Like many systemic treatments in children, there is a conspicuous paucity of long-term data to assess carcinogenicity after short-term UVB treatment for atopic dermatitis. However, the exposure from a targeted UVB session is comparable to a few minutes of full-spectrum ambient solar exposure. Studies vary, but roughly 70% of children will experience good or excellent clearance with >10 UVB treatments.15
Cyclosporine (Neoral) is a potent immunosuppressive used chiefly by our transplant medicine colleagues to prevent transport organ rejection. This agent works by blocking the creation of the inflammatory cytokine, interleukin-2, within T cells. Cyclosporine can be enormously helpful for the short-term, rapid control of severe atopic dermatitis and is safe for use in children when used for no more than 1 to 2 years.
After 2 years of use, a slow, but fairly predictable, deterioration of kidney function will result. Various electrolytes must be monitored regularly, but approximately 90% of patients will exhibit good clearance within a few weeks of initiation.16 Remission rates are highly variable, so clinicians should have a longer-term, “Plan B” in mind before instituting this therapy.
Mycophenolate mofetil (Celcept) is my favorite cyclosporine “segueway” because of its excellent safety and efficacy profile. This is not a “rescue” medication with a relatively slow onset of action, therefore, I will usually taper cyclosporine gradually as I begin Celcept.
By inhibiting DNA synthesis, this agent (like cyclosporine) has a powerful effect on cytokine formation and release.
Efficacy rates vary widely among clinical trials; however, I have found Celcept very effective with clearance rates tipping 90%. A typical patient course with this medication may run 3 months with an occasional sustained remission over 5 months.
While there is some reassuring data to support the safety of this agent in children for other, non-eczematous conditions, long-term data is lacking. A complete blood cell count should be checked regularly as this agent may have myelosuppressive effects.

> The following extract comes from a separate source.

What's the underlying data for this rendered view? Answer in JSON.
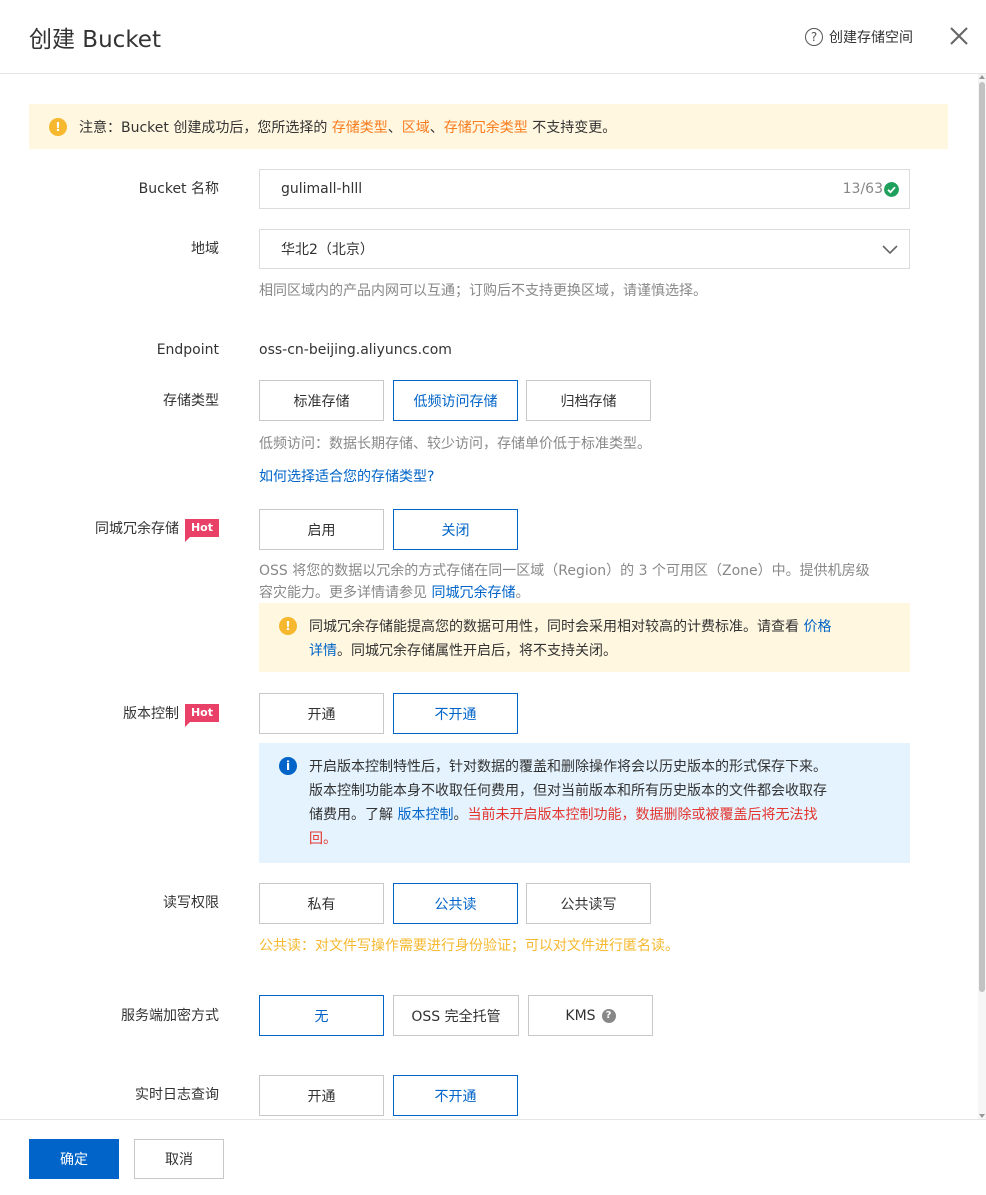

Optimizing Care in Your Toughest Cases
In my practice, standard therapy for atopic dermatitis includes topical steroids for flare-ups and topical immunomodulators (such as pimecrolimus [Elidel] and tacrolimus [Protopic]) for maintenance.
This regimen works well in a large majority of our patients who suffer from eczema. Together with a maintenance plan that includes frequent emollient use and allergen avoidance, most of our patients do quite well.
The above discussion has focused on techniques and therapies for optimizing care in your toughest patients. When “pretty good” isn’t good enough, because a persistent plaque remains or a child still can’t sleep through the night, these tactics can be quite helpful to optimize your patient’s overall clinical picture.